How to Lead when Nobody Knows What’s Coming

How to Lead when Nobody Knows What’s Coming

Fast Company — Leadership
Fast Company — LeadershipMar 27, 2026

Why It Matters

How leaders respond to this volatility determines whether companies survive, adapt, or fall behind in a reshaped global economy.

Key Takeaways

  • Global trade systems are destabilizing, causing supply chain bottlenecks
  • CEOs often chase certainty, leading to premature, rigid plans
  • Embracing uncertainty fosters flexibility and multiple strategic bets
  • Composed leaders tolerate ambiguity, avoiding resource concentration
  • Adaptive mindset essential for thriving in volatile geopolitical environment

Pulse Analysis

The current breakdown of the global trade architecture is reshaping corporate risk calculations. Container ships have been stranded for weeks, freight rates have spiked by double digits, and geopolitical tensions are eroding the predictability that once underpinned supply‑chain design. Executives now face a landscape where traditional forecasting models deliver diminishing returns, prompting a shift toward real‑time data monitoring and agile logistics networks. Understanding these macro forces is essential for any leader seeking supply‑chain resilience and competitive advantage.

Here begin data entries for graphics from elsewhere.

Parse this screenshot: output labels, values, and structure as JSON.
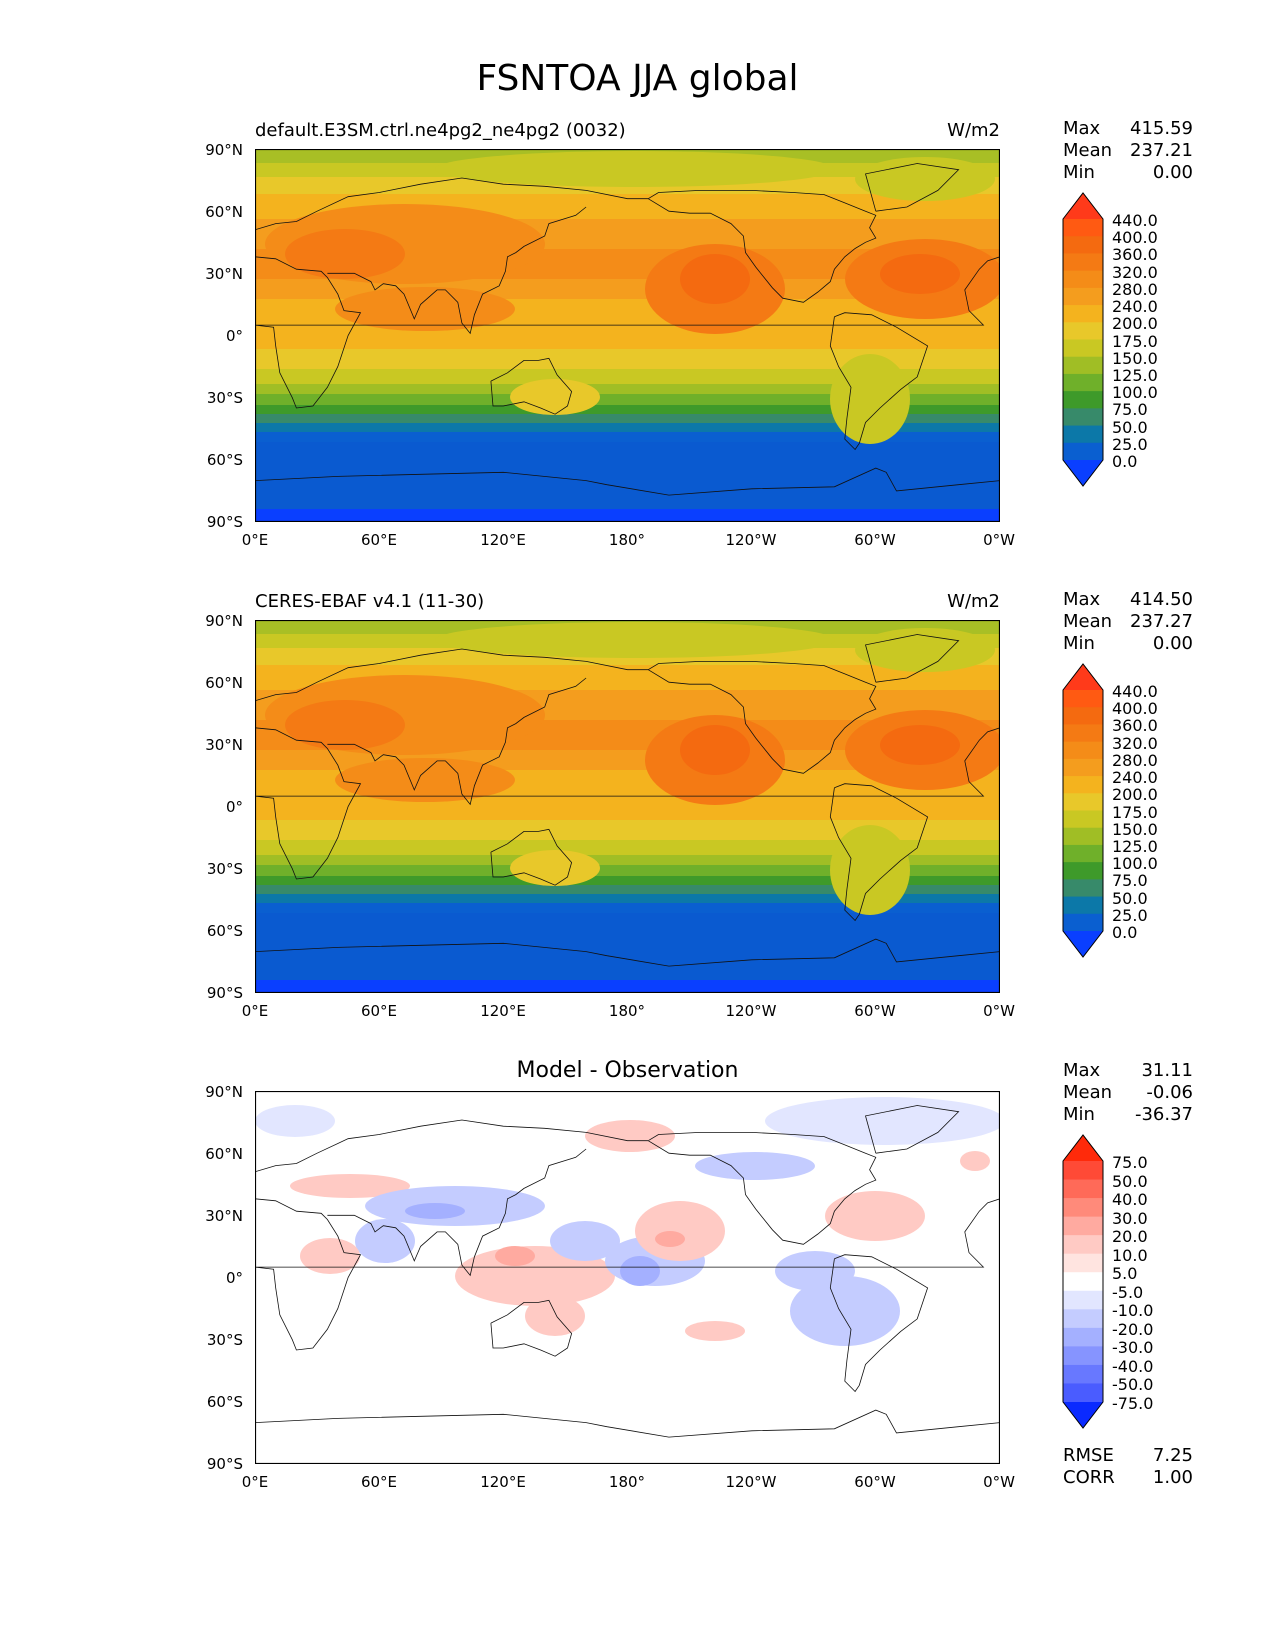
{
  "figure": {
    "title": "FSNTOA JJA global"
  },
  "panels": [
    {
      "title_left": "default.E3SM.ctrl.ne4pg2_ne4pg2 (0032)",
      "title_right": "W/m2",
      "title_center": "",
      "stats": {
        "max_label": "Max",
        "max": "415.59",
        "mean_label": "Mean",
        "mean": "237.21",
        "min_label": "Min",
        "min": "0.00"
      },
      "colorbar": {
        "levels": [
          "440.0",
          "400.0",
          "360.0",
          "320.0",
          "280.0",
          "240.0",
          "200.0",
          "175.0",
          "150.0",
          "125.0",
          "100.0",
          "75.0",
          "50.0",
          "25.0",
          "0.0"
        ],
        "colors": [
          "#ff3a1a",
          "#ff5a12",
          "#f46a10",
          "#f47a14",
          "#f48c18",
          "#f49d1e",
          "#f4b31e",
          "#e8c82a",
          "#c9c823",
          "#a0be25",
          "#6fb02a",
          "#3e9a2a",
          "#378a6a",
          "#0c78a8",
          "#0a5fd0",
          "#0a3fff"
        ]
      },
      "map": {
        "kind": "field"
      }
    },
    {
      "title_left": "CERES-EBAF v4.1 (11-30)",
      "title_right": "W/m2",
      "title_center": "",
      "stats": {
        "max_label": "Max",
        "max": "414.50",
        "mean_label": "Mean",
        "mean": "237.27",
        "min_label": "Min",
        "min": "0.00"
      },
      "colorbar": {
        "levels": [
          "440.0",
          "400.0",
          "360.0",
          "320.0",
          "280.0",
          "240.0",
          "200.0",
          "175.0",
          "150.0",
          "125.0",
          "100.0",
          "75.0",
          "50.0",
          "25.0",
          "0.0"
        ],
        "colors": [
          "#ff3a1a",
          "#ff5a12",
          "#f46a10",
          "#f47a14",
          "#f48c18",
          "#f49d1e",
          "#f4b31e",
          "#e8c82a",
          "#c9c823",
          "#a0be25",
          "#6fb02a",
          "#3e9a2a",
          "#378a6a",
          "#0c78a8",
          "#0a5fd0",
          "#0a3fff"
        ]
      },
      "map": {
        "kind": "field"
      }
    },
    {
      "title_left": "",
      "title_right": "",
      "title_center": "Model - Observation",
      "stats": {
        "max_label": "Max",
        "max": "31.11",
        "mean_label": "Mean",
        "mean": "-0.06",
        "min_label": "Min",
        "min": "-36.37"
      },
      "colorbar": {
        "levels": [
          "75.0",
          "50.0",
          "40.0",
          "30.0",
          "20.0",
          "10.0",
          "5.0",
          "-5.0",
          "-10.0",
          "-20.0",
          "-30.0",
          "-40.0",
          "-50.0",
          "-75.0"
        ],
        "colors": [
          "#ff2a0a",
          "#ff4a36",
          "#ff6a58",
          "#ff8a7a",
          "#ffaaa0",
          "#ffcac4",
          "#ffe4e0",
          "#ffffff",
          "#e2e6ff",
          "#c4ccff",
          "#a4b0ff",
          "#8694ff",
          "#6878ff",
          "#4a5cff",
          "#0a2aff"
        ]
      },
      "map": {
        "kind": "diff"
      },
      "metrics": {
        "rmse_label": "RMSE",
        "rmse": "7.25",
        "corr_label": "CORR",
        "corr": "1.00"
      }
    }
  ],
  "axes": {
    "y_ticks": [
      "90°N",
      "60°N",
      "30°N",
      "0°",
      "30°S",
      "60°S",
      "90°S"
    ],
    "x_ticks": [
      "0°E",
      "60°E",
      "120°E",
      "180°",
      "120°W",
      "60°W",
      "0°W"
    ]
  }
}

At the heart of many missteps lies what experts call the "certainty trap." Faced with chaos, leaders instinctively over‑plan, seeking a false sense of control. This behavior often results in premature commitments, concentrated resource allocation, and the premature closure of alternative pathways. Psychological research shows that the discomfort of not knowing triggers a bias toward immediate action, even when inaction or a broader portfolio of bets would be wiser. Companies that cling to a single, rigid plan risk being blindsided by the next disruption, whether it’s a port strike or a sudden tariff shift.

The antidote is composure combined with strategic flexibility. Leaders should cultivate a culture that tolerates ambiguity, encouraging teams to develop multiple scenarios and maintain a diversified set of initiatives. Scenario planning, modular operating models, and decentralized decision‑making empower organizations to pivot quickly as new information emerges. By treating uncertainty as a constant rather than an anomaly, CEOs can allocate capital across several bets, preserve liquidity, and ultimately turn volatility into a source of strategic advantage.